In 2023, EXIM’s Board approved a $907 million direct loan to build two photovoltaic solar power plants in Angola. This transaction is the largest renewable energy project EXIM has authorized to date and was approved as a transaction under EXIM’s China and Transformational Exports Program (CTEP). EXIM officials stated that this transaction is currently stalled in the documentation phase following the Board's approval.
[On May 9th EXIM announced the Angola transaction had been "signed and closed.. See 12260]
In 2019, EXIM’s Board authorized a direct loan of $5 billion to support the development and construction of an integrated Liquefied Natural Gas (LNG) project in Mozambique. The transaction has been on hold since 2021, when escalating security concerns in Mozambique resulted in a pause in construction. According to EXIM staff, the security situation in Mozambique has improved, and the project will have to be reauthorized.
"EXIM has not made a significant difference in increasing U.S. exports to sub-Saharan Africa," the report states. For example, EXIM supported trade volume to sub-Saharan Africa was 6.3 percent and 6.4 percent of total U.S. exports to sub-Saharan Africa in FY 2014 and FY 2015, respectively.
In recent years, the volume of EXIM-supported trade accounted for a smaller share of total U.S. exports to sub-Saharan Africa compared to that of the period before the lapse (FY 2014 – FY 2015). The share fell to 0.2 percent in FY 2022 before increasing to 1.6 percent in FY 2023.

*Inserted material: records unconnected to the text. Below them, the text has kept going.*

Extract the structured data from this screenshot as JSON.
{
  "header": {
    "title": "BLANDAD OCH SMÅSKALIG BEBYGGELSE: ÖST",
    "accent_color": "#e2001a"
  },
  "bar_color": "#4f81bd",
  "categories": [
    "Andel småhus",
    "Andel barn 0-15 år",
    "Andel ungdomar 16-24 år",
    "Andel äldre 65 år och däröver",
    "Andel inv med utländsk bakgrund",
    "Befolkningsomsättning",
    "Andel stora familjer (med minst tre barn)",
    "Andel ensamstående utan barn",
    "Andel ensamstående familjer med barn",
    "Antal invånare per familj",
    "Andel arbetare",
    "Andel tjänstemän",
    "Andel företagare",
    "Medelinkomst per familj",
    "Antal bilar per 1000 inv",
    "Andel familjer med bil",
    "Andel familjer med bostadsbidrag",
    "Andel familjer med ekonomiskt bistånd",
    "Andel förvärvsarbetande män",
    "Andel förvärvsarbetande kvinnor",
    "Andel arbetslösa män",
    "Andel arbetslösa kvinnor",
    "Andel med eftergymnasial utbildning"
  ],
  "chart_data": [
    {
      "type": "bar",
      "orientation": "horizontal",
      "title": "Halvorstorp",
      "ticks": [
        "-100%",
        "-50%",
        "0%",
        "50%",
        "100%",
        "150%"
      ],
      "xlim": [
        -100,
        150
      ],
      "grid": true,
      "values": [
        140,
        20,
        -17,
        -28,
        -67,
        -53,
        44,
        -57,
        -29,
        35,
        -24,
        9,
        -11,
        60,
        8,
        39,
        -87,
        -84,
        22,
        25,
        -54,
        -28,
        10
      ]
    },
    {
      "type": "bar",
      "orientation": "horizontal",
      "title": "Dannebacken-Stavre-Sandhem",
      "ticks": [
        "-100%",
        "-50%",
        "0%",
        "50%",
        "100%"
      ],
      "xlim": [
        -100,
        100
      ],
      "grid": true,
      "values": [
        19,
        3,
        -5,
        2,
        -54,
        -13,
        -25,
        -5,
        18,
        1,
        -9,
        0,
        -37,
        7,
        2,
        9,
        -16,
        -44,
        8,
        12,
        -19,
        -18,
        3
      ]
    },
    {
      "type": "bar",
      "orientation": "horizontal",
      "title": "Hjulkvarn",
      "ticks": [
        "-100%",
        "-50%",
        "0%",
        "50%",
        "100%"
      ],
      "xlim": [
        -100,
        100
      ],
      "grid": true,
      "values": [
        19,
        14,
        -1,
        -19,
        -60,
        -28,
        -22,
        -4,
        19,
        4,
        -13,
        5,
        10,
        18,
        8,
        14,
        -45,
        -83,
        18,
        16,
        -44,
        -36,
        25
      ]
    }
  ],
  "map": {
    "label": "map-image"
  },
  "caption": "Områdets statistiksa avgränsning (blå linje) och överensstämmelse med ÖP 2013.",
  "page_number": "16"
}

The lower creditworthiness of several countries in sub-Saharan Africa impacts the ability to expand EXIM-supported transactions in sub-Saharan Africa, according to the report. As most of the importers in sub-Saharan Africa are sovereign entities, EXIM adheres to sustainable lending procedures that aim to avoid burdening a country with excessive debt.
EXIM officials also stated that due to basic issues, such as unfamiliarity with U.S. products and incompatibility of voltage on standard electrical products, give comparative advantages to exporters from other countries.
Further, EXIM officials stated that EXIM policies are perceived as more rigid and less adaptable compared to strategies adopted by other ECAs and countries in the region.